Publication: Business Standard, December 2000
Article Summary: This article analysed the relevance of Clause 47(c) of the Standard Listing Agreement in the evolving market environment, particularly in the context of increasing dematerialisation of securities. The clause originally required listed companies to obtain a certificate from a Practising Company Secretary confirming timely processing of physical share transfers, which was effective in curbing delays and preventing artificial scarcity of floating stock in the market.
However, the article highlighted that with the transition towards compulsory dematerialised trading—where over 90% of transactions were executed in demat form—the relevance of this clause had significantly diminished. In dematerialised systems, transfer of securities is instantaneous, and therefore the earlier concerns relating to delays in physical transfer had largely become redundant.

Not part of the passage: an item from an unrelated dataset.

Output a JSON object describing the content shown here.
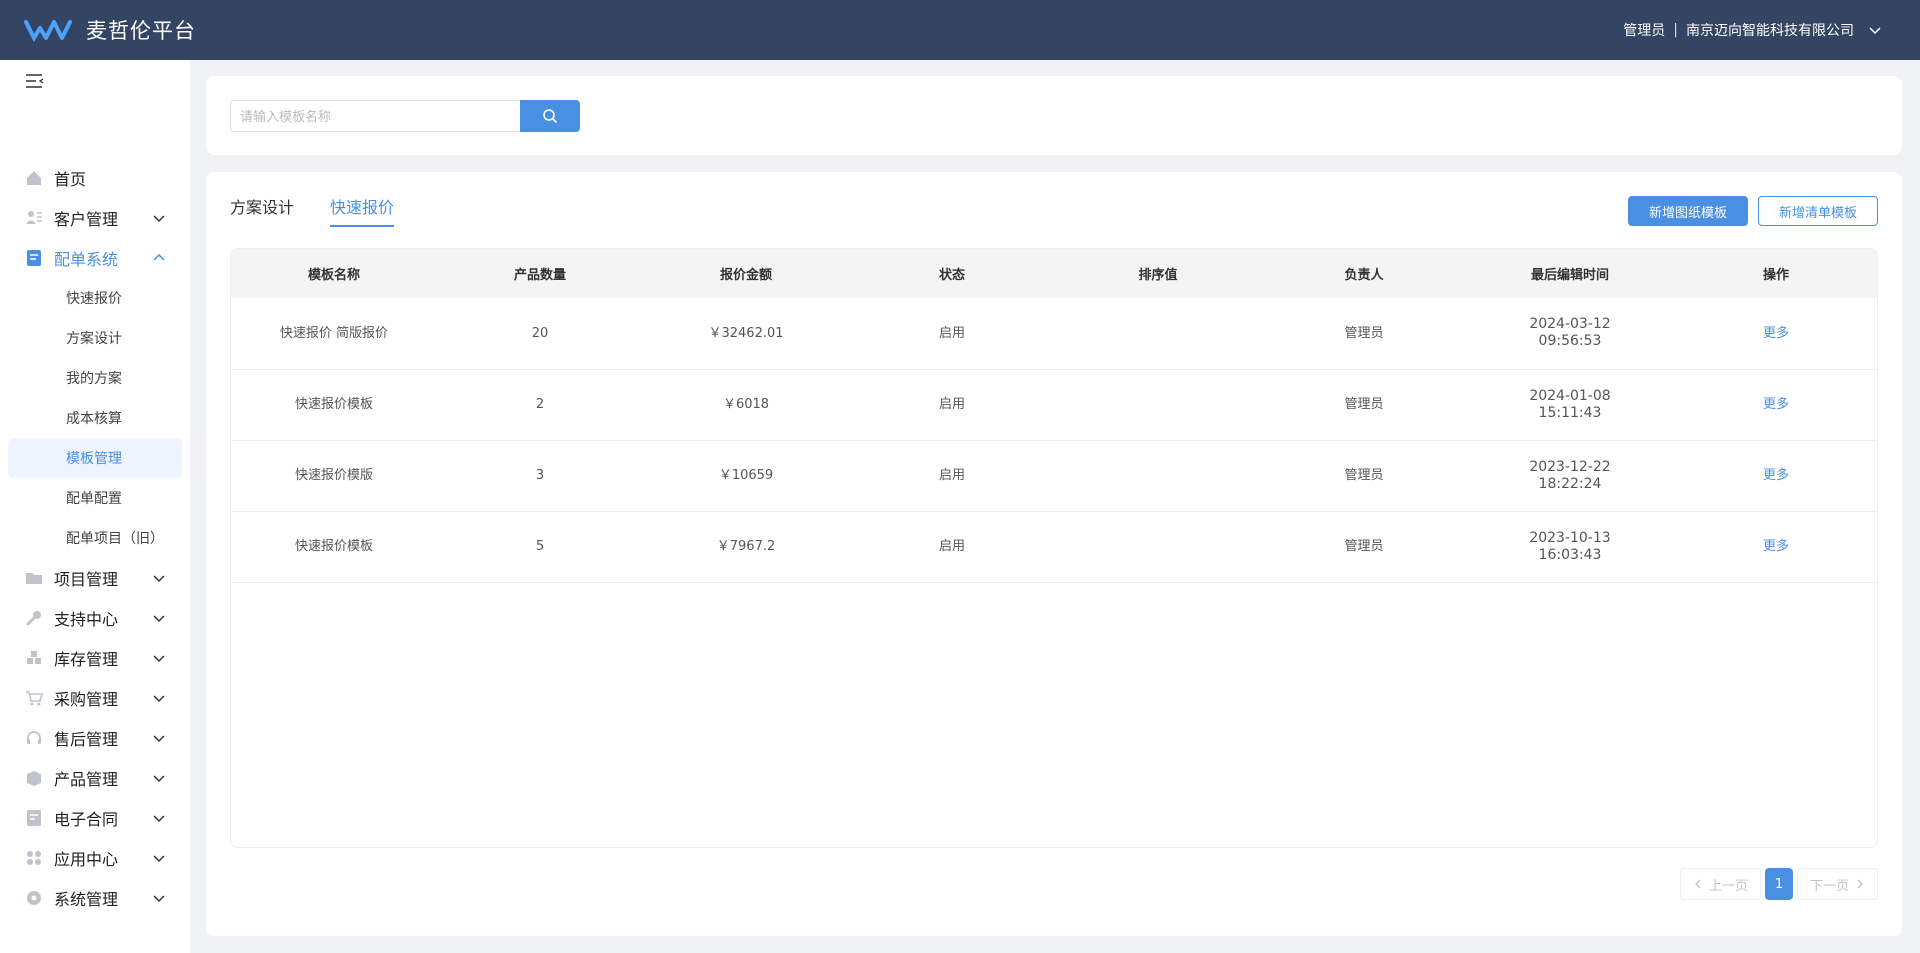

Despite this transition, the article identified a critical gap in the regulatory framework. While transfer-cum-demat transactions were subject to audit and certification, no similar certification was required for shares directly submitted for dematerialisation. This created a loophole, as delays in processing such requests were common, leading to investor inconvenience and reduced confidence.
To address this issue, the article suggested that SEBI should mandate amendment of Clause 47(c) to require certification covering all dematerialisation processes, ensuring compliance with provisions of the Depositories Act, SEBI regulations, and related operational guidelines.
Key Insight: Regulatory provisions must evolve with market infrastructure changes, ensuring that legacy controls are replaced with safeguards relevant to emerging systems like dematerialisation.